Don't Reinvent the Wheel
The hardest part of using AI in the classroom isn't the technology; it's the creativity. You know ChatGPT can do amazing things, but you stare at the blinking cursor and think, "What should I ask it?"
The good news is that you don't have to figure it out alone. There is a massive, vibrant community of educators who are already testing, failing, and succeeding with innovative ideas using ai. They are sharing their exact prompts, lesson plans, and failures for free. You just need to know where to look.
We have curated the best "watering holes" on the internet where innovation is happening right now.
1. The "In the Trenches" Communities (Facebook)
Facebook Groups remain the beating heart of teacher collaboration. Unlike LinkedIn, which can feel corporate, these groups are where real teachers share the messy, practical details of what actually works.
ChatGPT for Teachers: With hundreds of thousands of members, this is the "Town Square." It is the best place to ask basic questions like, "How do I stop students from cheating?" or "Does anyone have a prompt for 5th-grade fractions?"
The AI Classroom: Run by Dan Fitzpatrick (The AI Educator), this group is more focused on strategy and future-forward ideas. It is less about "quick fixes" and more about "how do we change education?"
AI for Education - Teachers & Leaders: A fantastic resource for policy, ethics, and leadership discussions.
2. The "How-To" Influencers (TikTok & X)
If you have 60 seconds between classes, TikTok is the fastest way to learn a new AI trick. These creators specialize in bite-sized tutorials.
On TikTok:
@aisavvy: Excellent for quick explainers on the latest tools like Claude 3.5 or Gemini Live.
@tommythings: Uses humor and skits to show the "reality" of AI in life, which is a great stress reliever.
@TheMerrillsEDU: A husband-and-wife team who share incredibly practical, visual tutorials for tools like Canva and Microsoft Copilot.
On X (Twitter):
@EthanMollick: A Wharton professor who is arguably the leading voice on practical AI use. His experiments are legendary.
@DanFitzTweets: The author of The AI Classroom. He shares high-level frameworks that help you explain AI to your administration.
3. The "Deep Dive" Newsletters
Social media is great for sparks, but newsletters are for fire. These are the resources that respect your intelligence and give you deep, researched strategies.

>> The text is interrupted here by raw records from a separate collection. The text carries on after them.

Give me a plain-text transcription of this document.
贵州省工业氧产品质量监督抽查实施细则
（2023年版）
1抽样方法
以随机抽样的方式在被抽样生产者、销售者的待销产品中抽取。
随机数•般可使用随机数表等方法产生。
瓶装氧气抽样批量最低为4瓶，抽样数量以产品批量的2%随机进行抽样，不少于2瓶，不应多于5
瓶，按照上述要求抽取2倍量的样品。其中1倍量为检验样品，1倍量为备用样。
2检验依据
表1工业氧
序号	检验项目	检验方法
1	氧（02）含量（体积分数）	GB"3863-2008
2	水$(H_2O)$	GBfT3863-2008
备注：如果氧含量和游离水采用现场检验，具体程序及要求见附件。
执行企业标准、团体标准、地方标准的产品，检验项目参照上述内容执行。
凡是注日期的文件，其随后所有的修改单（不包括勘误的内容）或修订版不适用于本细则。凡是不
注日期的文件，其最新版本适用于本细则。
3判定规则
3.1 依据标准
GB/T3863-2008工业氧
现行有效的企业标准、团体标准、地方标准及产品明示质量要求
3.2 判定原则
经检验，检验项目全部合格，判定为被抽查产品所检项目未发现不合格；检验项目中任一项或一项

The AI Educator: Dan Fitzpatrick’s weekly Sunday newsletter is a staple. It usually features one big idea, one new tool, and one prompt to try.
Cult of Pedagogy: While not exclusively AI, Jennifer Gonzalez provides the most grounded, pedagogical reviews of tech tools. If she recommends it, it works.
The Intercom (Edutopia): Edutopia has pivoted heavily to include "AI in Education" as a core topic. Their articles are vetted by researchers, so you know they are safe to use.
4. The "Prompt Libraries" (Reddit)
If you want unfiltered, raw feedback, go to Reddit.
r/Teachers: Search for "AI" here to see the honest venting. You will learn what not to do by reading about others' frustrations with AI cheating or hallucination.
r/Using_AI_in_Education: A smaller, more focused community specifically for sharing prompts and success stories.
Try This Today: The "Feed Cleanse"
You are likely scrolling your phone tonight anyway. Make it productive.
Open TikTok or X.
Follow @TheMerrillsEDU and @EthanMollick.
Join the "ChatGPT for Teachers" Facebook group.
By injecting these voices into your daily feed, you will passively learn new innovative ideas using ai every time you open your phone.